Burn-in faces significant challenges in recent CMOS technologies. The self-generated heat of each IC in a burn-in environment contributes to larger currents that can lead to further increase in junction temperatures, possible thermal run away, and yield-loss of good parts. Calculations show that the junction temperature is increasing by 1.45X/generation. This paper estimates the increase in junction temperature with scaling and discusses the optimal burn-in temperature with scaling. Our research indicates that the burn-in temperature must also be reduced with technology scaling. The impact on commercial burn-in ovens is also described.

Impact of technology scaling on thermal behavior of leakage current in sub-quarter micron MOSFETs: perspective of low temperature current testing

The increase in the off-state current for sub-quarter micron CMOS technologies is making conventional IDDQ testing ineffective. Since natural process variation together with low-VTH devices can significantly increase the absolute leakage value and the variation, choosing a single threshold for IDDQ testing is impractical. One of the potential solutions is the cooling of the chip during current testing. In this paper we analyze the impact of CMOS technology scaling on the thermal behavior of different leakage current mechanisms in n-MOSFETs and estimate the effectiveness of low temperature IDDQ testing. We found that the conventional single threshold low temperature IDDQ testing is not effective for sub-quarter micron CMOS technologies and propose the low temperature DIDDQ test method. The difference between pass and fail current limits was estimated more than 200 £ for 0.13-mm CMOS technology. q 2002 Published by Elsevier Science Ltd.

Thermal runaway avoidance during burn-in

In deep sub-micron technologies, increased standby leakage current in high performance processors results in increased junction temperature. Elevated junction temperature causes further increase on the standby leakage current. The standby leakage current is expected to increase even more under the burn-in environment leading to still higher junction temperature and possibly the thermal runaway. In this paper we investigate the thermal management of high performance processors during burn-in.

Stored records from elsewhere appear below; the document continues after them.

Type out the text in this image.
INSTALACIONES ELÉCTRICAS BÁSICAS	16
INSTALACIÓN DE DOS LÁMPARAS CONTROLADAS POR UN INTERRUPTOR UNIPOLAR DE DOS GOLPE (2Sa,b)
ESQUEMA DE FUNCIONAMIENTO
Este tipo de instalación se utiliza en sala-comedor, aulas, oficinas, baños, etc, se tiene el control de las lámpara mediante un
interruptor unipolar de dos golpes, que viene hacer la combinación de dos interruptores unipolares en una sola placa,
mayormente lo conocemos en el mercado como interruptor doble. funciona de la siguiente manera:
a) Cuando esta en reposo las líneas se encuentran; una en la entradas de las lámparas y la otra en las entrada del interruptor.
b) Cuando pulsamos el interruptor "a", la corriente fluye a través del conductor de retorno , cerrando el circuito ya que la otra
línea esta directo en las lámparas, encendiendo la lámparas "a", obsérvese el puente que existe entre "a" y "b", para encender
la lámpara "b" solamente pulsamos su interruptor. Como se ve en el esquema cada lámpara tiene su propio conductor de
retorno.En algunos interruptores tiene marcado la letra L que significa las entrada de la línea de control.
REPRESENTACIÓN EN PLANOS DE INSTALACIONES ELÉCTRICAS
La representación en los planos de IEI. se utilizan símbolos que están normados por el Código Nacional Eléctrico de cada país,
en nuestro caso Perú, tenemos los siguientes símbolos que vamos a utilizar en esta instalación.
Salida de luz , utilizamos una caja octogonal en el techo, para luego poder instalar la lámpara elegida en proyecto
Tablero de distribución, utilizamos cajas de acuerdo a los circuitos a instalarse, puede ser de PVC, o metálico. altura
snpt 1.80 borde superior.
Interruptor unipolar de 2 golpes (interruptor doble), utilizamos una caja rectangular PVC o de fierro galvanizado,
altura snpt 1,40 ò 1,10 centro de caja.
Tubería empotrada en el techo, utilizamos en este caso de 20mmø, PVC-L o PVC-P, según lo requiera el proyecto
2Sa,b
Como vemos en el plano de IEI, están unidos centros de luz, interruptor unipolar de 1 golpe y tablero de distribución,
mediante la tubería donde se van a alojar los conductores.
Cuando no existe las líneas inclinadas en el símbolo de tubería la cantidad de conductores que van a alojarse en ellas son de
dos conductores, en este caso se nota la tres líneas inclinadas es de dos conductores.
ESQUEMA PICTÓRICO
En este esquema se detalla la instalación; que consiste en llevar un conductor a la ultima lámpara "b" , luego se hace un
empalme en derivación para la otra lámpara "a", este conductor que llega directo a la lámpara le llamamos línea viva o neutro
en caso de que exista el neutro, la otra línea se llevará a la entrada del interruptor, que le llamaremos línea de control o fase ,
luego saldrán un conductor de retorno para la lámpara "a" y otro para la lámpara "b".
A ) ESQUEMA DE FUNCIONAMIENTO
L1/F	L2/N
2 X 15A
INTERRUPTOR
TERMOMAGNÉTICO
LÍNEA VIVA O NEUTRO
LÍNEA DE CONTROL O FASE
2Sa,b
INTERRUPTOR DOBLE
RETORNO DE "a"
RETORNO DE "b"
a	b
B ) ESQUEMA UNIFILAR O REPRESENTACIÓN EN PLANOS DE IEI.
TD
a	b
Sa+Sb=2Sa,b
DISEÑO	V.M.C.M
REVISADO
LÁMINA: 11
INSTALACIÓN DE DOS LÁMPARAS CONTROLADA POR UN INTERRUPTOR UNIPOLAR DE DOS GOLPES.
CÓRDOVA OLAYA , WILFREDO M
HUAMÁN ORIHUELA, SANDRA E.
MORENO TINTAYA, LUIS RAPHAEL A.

Leakage Current in Sub-Quarter Micron MOSFET: A Perspective on Stressed Delta I DDQ Testing

The effectiveness of single threshold IDDQ measurement for defect detection is eroded owing to higher and more variable background leakage current in modern VLSIs. Delta IDDQ is identified as one alternative for deep submicron current measurements. Often delta IDDQ is coupled with voltage and thermal stress in order to accelerate the failure mechanisms. A major concern is the IDDQ limit setting under normal and stressed conditions. In this article, we investigate the impact of voltage and thermal stress on the background leakage. We calculate IDDQ limits for normal and stressed operating conditions of 0.18 μm n-MOSFETs using a device simulator. Intrinsic leakage current components of transistor are analyzed and the impact of technology scaling on effectiveness of stressed ΔIDDQ testing is also investigated.

Thermal management of high performance microprocessors in burn-in environment

In deep sub-micron CMOS technologies, increased standby current in high performance processors results in increased junction temperature. This elevated temperature has a positive feedback on the standby current. If the temperature is not controlled, it may lead to thermal runaway. In this paper we investigate the thermal management of high performance chips in the burn-in environment.

Design optimizations for microprocessors at low temperature

We investigate trade-offs in microprocessor frequency and system power achievable for low temperature operation in scaled high leakage technologies by combining refngeration with supply voltage selection, body bias, transistor sizing and shorter channel length. Reducing channel length provides better frequency and power improvement than forward body bias. When, the leakage power is more than 30% of chip power, combining refrigeration with enhancing technology by shorter channel length provides the best trade-off for power and frequency.